Но не было у Рафата гранаты.
Ткнулся он лицом в пыльный пол, застонал бессильно, покосился глазами на дверь, за которой топтались, гомонили душманы, поднял карабин, нажал на спуск, но вместо выстрела раздался звонкий железный щелчок. И под окном зданьица тоже сгрудились душманы. Раз не раздаются выстрелы в ответ, значит, ясно душманам: либо все защитники — уже покойники, либо патроны кончились, истаяли. Подполз Рафат к окну, выглянул — там действительно толпятся душманы. Увидели Рафата, показали вниз — давай, мол, спускайся!
А в дверь уже долбили. Долбили сильно, еще минута — и напрочь вынесут ее. Тут на глаза Рафату попалась консервная банка — мясная тушенка, советская, ребята-геологи, которые ищут в здешних местах воду, подарили, — обмазанная клейким синеватым тавотом, с маленькой серой этикеткой, посаженной прямо на тавот. Рафат подтянул к себе банку, отодрал наклейку, потом снова выглянул в окно.

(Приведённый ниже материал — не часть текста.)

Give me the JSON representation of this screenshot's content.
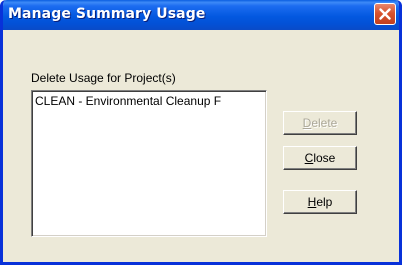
{
  "window": {
    "title": "Manage Summary Usage"
  },
  "dialog": {
    "label": "Delete Usage for Project(s)",
    "list_items": [
      "CLEAN - Environmental Cleanup F"
    ],
    "buttons": {
      "delete": {
        "mnemonic": "D",
        "rest": "elete",
        "enabled": false
      },
      "close": {
        "mnemonic": "C",
        "rest": "lose",
        "enabled": true
      },
      "help": {
        "mnemonic": "H",
        "rest": "elp",
        "enabled": true
      }
    }
  },
  "colors": {
    "titlebar_blue": "#0358e0",
    "face": "#ece9d8",
    "close_red": "#d8532e",
    "disabled_text": "#aca899"
  },
  "icons": {
    "close": "close-x-icon"
  }
}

Душманы, стоявшие внизу, засмеялись, снова поманили Рафата.
— Давай, давай сюда, парень…
— Ложись! — выкрикнул Рафат и кинул в душманов консервную банку.
Те кинулись в разные стороны — сейчас ведь как ахнет лимонка, костей не соберешь, поплюхались в пыль, поползли кто куда: кто в канаву, кто за угол зданьица, надо было хоть чем-то прикрыться. Рафат выметнулся из окна следом за банкой, больно врезался ногами в землю — из глаз на ботинки посыпалось яркое бронзовое сеево от рези и от того, что обрубилось дыхание. Он чуть сознание не потерял, но на ногах удержался и, покачиваясь, взбивая носками ботинок пыль, побежал по замусоренной базарной площади к выходу.
Человек пять душманов, поняв, что их обманули — не гранату кинул этот раненый паренек, а что-то другое, совершенно безобидное, камень или жестянку, резво поднялись и помчались вслед за Рафатом.
А тот бежать уже не мог, хотя и бежал: боль пробивала насквозь, из пулевой раны струйкой выбрызгивала кровь, обжигала кожу, ползла вниз, земля дергалась, прыгала перед глазами, кренилась, словно и не земля это была, а что-то иное, чужое, непослушное, недобро настроенное по отношению к нему, ноги были вялыми, чужими. Эх, пистолет бы сейчас — аллах уж с ней, с гранатою — нет ее и не надо, — пистолет бы! С одним-единственным патроном, а там дуло в висок или под сердце, легкое движение пальцем — и никаких мук. Ни боли, ни этого страшного бега по пустынной базарной площади, ни качающейся непрочной земли — только темень и тишь.
Он закричал, когда на него навалились сзади, начали выдергивать руки, по простреленному плечу будто бы газовой горелкой проехались, кости захрустели, ломаясь, голос пропал — Рафат кричал, а крика не было слышно.
— Ну вот и конец горному орлу! — проговорил за спиной кто-то хрипло, засмеялся, а Рафат ни хрипа, ни смеха не слышал — слух, похоже, как и голос, тоже исчез. — Отлетался!
Затем последовал удар по затылку, и Рафат обвис на вывернутых руках.
Его не били, нет — обошлись на первый взгляд милостиво, перевязали раны, извлекли застрявшую в мышечной мякоти пулю, а потом посадили в железную клетку, клетку поставили на арбу и возили по кишлакам, показывали людям, будто зоопарковское животное, произносили оскорбительные речи, заставляли отрекаться от партии, а когда Рафат отрицательно мотал головою, приказывали кидать в него камни, глутки земли, гнилые апельсины и помидоры.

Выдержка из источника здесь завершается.